​Scientists here have identified key genetic features associated with the spread of cancer in the colon or rectum to the liver, which could aid early detection and improve chances of a cure.

Colorectal cancer is the most common form of cancer in men and second most common in women in Singapore. Among them, the liver is often the most probable and first site of cancer recurrence.

A study of 18 colorectal cancer patients in Singapore found that the mutated genes in their colon tumour were largely identical to those in the liver tumour that develops subsequently.

Hence the genes can be used as a sort of thumbprint for customised diagnostic blood tests for individual patients, to better monitor cancer recurrence.

Dr Iain Tan, co-lead author of the study and consultant medical oncologist at the National Cancer Centre Singapore (NCCS), said the finding offers the chance of a cure to patients with liver metastasis – cancerous tumours that have spread to the liver from somewhere else in the body – through early detection.

Chances of survival are around 40 per cent when the tumour is detected when still isolated within the liver.

There is currently no cure for people with late-stage liver metastasis where tumours have spread extensively outside the liver, although improvements in treatment have increased the median lifespan beyond two years.

“If we detect it when it is at one particular location, then we can take out the tumour, and there is still a possibility of cure,” said Dr Tan, also a clinician scientist at the Genome Institute of Singapore (GIS).

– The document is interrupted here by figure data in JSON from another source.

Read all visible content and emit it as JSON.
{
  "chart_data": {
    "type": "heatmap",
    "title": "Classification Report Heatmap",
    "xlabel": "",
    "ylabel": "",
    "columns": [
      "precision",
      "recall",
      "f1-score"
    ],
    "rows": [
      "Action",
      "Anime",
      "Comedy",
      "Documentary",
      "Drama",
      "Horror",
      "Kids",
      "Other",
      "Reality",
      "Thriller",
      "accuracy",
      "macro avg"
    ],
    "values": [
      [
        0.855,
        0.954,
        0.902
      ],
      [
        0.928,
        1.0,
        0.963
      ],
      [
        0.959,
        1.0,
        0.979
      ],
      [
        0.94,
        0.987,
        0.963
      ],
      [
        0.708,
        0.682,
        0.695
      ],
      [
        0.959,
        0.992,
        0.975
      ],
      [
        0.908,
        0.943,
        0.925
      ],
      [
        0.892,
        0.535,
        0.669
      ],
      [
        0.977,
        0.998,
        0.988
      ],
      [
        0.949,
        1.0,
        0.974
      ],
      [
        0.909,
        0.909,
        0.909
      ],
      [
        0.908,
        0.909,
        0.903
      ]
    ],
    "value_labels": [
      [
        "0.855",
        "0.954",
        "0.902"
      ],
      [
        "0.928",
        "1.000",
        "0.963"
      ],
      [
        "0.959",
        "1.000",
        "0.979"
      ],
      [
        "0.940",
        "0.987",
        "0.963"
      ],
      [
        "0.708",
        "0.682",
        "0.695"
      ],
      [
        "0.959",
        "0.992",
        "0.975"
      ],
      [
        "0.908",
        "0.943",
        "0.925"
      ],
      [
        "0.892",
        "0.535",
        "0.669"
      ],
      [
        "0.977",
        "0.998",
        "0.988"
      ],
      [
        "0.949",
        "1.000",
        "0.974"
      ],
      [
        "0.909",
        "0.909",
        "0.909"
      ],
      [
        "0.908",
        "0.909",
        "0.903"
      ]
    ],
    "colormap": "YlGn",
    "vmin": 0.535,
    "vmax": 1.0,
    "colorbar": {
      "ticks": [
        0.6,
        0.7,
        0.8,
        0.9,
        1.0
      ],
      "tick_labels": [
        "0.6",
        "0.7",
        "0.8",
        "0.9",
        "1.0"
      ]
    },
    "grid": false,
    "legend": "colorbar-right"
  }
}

Colorectal cancer patients typically face a relapse of their cancer between one and three years after surgery to remove the tumour, with the chance of this happening at 30 to 70 per cent for those diagnosed with Stage III cancer. The chances of recurrence for those with Stage I and II cancer is 10 per cent and between 20 and 25 per cent respectively. Eight out of 10 colorectal cancer patients who suffer a recurrence develop cancer which involves the liver.

The customised blood tests will improve on the current blood tests that use tumour markers, which are substances found at higher-than-normal levels in the blood, urine or body tissue of some people with cancer.

These tumour markers have a risk of false positive and false negative results. This is because they are less specific, and might not be produced only by cancer cells, explained Dr Tan. At the same time, the cancer might not always produce these tumour markers.

In contrast, using mutated genes specific to each patient as markers is more accurate because only cancer cells would produce them. “With this finding, we know what we are looking for, we have a strategy,” said Dr Tan.

The 18-month study was a collaboration between NCCS, GIS, the Singapore General Hospital, Duke-NUS Graduate Medical School, the National University of Singapore and the Cancer Science Institute of Singapore. It concluded last year. Among the patients studied, 750 genes were measured, where each individual’s cancer was discovered to have a unique set of around 15 key genetic mutations each.

Dr Tan said the team has been awarded a grant from the National Medical Research Council and is conducting clinical studies.

The team expects to conduct clinical trials by early next year and hopes to make an impact on liver metastasis diagnosis in five years.